A home meets the same basic needs as a cave did 10,000 years ago: a safe place protected from the elements, enemies, and predators. It also provides privacy, a place to eat, sleep, and rest, and a location to call your own and store your belongings.
Technology hasn’t changed those needs significantly. It’s just changed the ways in which they are met.
A number of social and technological developments are converging to change what we want from our homes. One trend among millennials is that they are more experience-focused and less materialistic than previous generations. Many of them will be restricted from home ownership because of price disparities, and they will also live more nomadic lifestyles. They therefore won’t want to accumulate lots of possessions that need to be moved when they rent a new place or move to a new city. Instead, they’d prefer to spend any spare money on going out, holidaying, having fun, and making memories.

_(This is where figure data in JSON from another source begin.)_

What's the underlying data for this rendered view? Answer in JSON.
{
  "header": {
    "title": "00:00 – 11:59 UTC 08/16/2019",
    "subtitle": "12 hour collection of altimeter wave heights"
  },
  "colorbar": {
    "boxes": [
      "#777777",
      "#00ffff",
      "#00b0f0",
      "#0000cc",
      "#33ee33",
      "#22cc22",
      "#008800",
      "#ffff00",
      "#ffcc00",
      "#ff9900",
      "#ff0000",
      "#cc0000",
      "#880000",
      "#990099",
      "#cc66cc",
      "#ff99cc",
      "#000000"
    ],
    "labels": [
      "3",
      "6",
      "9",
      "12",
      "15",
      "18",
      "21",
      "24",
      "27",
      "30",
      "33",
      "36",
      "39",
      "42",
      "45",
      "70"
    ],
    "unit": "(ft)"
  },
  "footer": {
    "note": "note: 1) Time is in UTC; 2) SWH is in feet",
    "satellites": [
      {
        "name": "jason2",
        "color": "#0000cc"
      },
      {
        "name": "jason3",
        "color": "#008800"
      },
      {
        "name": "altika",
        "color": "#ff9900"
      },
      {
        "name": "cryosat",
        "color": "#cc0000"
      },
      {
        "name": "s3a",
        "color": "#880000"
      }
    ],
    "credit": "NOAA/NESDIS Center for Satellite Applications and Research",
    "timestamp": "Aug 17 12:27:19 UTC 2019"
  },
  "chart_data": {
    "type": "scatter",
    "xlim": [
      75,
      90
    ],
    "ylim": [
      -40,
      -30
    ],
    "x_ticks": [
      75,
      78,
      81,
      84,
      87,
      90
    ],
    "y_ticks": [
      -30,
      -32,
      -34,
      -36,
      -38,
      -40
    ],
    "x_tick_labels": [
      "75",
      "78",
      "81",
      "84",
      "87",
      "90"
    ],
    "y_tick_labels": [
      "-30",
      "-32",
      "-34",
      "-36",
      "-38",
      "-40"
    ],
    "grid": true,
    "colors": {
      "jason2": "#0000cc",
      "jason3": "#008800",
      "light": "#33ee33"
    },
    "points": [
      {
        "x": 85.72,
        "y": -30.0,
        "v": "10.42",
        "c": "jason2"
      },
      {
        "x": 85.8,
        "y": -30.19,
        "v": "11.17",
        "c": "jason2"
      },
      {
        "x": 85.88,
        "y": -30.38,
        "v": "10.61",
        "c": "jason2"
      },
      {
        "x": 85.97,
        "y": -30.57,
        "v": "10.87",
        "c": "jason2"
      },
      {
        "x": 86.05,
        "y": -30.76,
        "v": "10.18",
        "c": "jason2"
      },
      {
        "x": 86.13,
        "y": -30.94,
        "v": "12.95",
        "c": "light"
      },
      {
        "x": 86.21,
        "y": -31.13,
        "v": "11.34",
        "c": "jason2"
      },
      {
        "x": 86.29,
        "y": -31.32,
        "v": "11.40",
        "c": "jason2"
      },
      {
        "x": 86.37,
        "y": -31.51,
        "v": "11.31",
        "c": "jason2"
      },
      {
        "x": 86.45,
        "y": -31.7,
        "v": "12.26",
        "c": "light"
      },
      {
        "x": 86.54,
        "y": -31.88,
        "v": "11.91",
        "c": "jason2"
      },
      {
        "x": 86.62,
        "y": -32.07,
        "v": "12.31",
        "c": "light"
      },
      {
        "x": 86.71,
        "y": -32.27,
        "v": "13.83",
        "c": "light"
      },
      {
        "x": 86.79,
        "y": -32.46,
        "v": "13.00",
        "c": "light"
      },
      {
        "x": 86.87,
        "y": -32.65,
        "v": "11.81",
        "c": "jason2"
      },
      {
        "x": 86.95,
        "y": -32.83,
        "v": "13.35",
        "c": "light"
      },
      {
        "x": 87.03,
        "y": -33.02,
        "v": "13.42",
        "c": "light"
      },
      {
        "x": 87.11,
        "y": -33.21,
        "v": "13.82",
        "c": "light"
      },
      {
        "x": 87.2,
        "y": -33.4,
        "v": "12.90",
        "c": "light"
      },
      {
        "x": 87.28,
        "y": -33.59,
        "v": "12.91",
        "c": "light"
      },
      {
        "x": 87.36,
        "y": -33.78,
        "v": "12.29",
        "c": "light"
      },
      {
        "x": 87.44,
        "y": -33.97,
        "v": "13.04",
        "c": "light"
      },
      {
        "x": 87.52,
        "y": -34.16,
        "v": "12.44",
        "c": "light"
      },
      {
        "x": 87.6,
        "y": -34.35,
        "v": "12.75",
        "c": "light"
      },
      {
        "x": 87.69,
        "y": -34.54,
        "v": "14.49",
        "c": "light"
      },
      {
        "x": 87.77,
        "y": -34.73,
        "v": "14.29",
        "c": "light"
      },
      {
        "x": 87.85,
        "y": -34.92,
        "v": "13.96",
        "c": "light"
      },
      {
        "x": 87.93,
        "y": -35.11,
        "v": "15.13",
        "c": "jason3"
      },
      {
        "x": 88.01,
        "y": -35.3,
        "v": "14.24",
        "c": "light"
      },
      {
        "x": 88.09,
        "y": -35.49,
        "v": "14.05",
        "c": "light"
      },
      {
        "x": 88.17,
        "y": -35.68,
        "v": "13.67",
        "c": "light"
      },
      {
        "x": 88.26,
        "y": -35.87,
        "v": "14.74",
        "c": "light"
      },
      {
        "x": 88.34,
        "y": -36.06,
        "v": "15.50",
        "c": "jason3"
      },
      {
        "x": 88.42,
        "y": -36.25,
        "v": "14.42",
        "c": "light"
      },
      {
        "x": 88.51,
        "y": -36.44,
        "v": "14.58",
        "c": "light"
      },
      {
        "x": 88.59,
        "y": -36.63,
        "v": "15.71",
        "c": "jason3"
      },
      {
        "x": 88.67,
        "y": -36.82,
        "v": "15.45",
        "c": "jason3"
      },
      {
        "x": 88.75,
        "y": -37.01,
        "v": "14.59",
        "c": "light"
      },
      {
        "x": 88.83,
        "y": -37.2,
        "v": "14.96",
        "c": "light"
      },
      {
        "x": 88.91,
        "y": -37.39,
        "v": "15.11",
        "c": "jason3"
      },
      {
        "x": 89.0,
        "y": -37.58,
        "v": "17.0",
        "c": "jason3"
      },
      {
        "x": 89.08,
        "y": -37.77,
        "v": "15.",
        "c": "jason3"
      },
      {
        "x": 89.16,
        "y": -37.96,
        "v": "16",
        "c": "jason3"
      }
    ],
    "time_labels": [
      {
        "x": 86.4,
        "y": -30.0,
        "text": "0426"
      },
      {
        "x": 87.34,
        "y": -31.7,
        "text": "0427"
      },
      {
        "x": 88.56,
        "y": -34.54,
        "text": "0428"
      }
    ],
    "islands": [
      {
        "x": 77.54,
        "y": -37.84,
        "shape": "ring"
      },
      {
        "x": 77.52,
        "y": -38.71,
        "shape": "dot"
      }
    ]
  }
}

Combine this with the rising costs of housing and an ever-increasing urban sprawl, and our current notion of home as an intimate, unique sanctuary becomes harder and harder to attain. As more people move to urban areas, more homogenized skyscraping apartment buildings are built, and less people are able to afford to create a personalized home that feels truly theirs, society will need to find ways to reinvent our emotional connection to the four walls in which we live.
Community housing may find its solution in a new technology: augmented reality. Advancements in AR are already being used in our homes in smaller ways. People can now use AR to see how a new extension might look, or how new kitchen units, bathroom suites, or even furniture and curtains might look in situ before they commit to buying them. In this way, we are able to visualize our ideal interiors without the actual presence of furniture and paint jobs.
But what if instead of actually buying a new couch, you could just upload an image of it onto your old one? In the near future, visors that appear to superimpose data or computer imagery onto anything you’re looking at will become commonplace. Some will use lenses and conventional displays (such as Microsoft’s Hololens), and others will use direct retinal projection (such as Magic Leap). Why own a fancy, expensive wall hanging when you could just project it?
By using AR, we will be able to superimpose digital architecture and design onto any surface, then add a few pets, plants, aliens, zombies, or whatever else you like roaming around your living room. AR visors will provide virtual TVs without the need for a physical screen, so you wouldn’t even need to buy those: You could lie in bed and watch Netflix on your ceiling instead.
This would change the way that we live. With minimal possessions and our home’s “skin” loaded in the cloud, you could rent a very small flat, put your small collection of essential furniture and gadgets in it, and use AR to make the rest look like a super luxurious penthouse suite. Combining virtual and physical worlds means you don’t even need windows: Instead of looking out onto a run-down street, you could make a virtual window that projects a beautiful forest, beach, or exciting cityscape. Whenever you move, you could simply reconfigure your settings to the parameters of your new space and feel right at home again.
With high housing demand, rapid population growth, and a low supply of cheap accommodation, this could help solve a major problem. Small, cheap flats that only need simple architecture are already being 3D printed cheaply and easily, and this demand will go up as costs continue to plummet. Soon we could also have residential buildings that act like vertical cities, with hundreds of floors for recreation, business, keeping fit, eating out, socializing, and hundreds more for administrative and support functions. When we’re living in mass-residence buildings where we can personalize our boxes using AR headsets, residents might rarely need—or want—to leave, and tribal bonds may form that separate them from those in other mega-buildings.
It is in areas such as this that we need to show great care. Technology can deliver some very exciting possibilities for future buildings, but without appropriate thought, new social problems could result that are straight out of sci-fi dystopias. And we can’t simply take our headsets off to make them go away.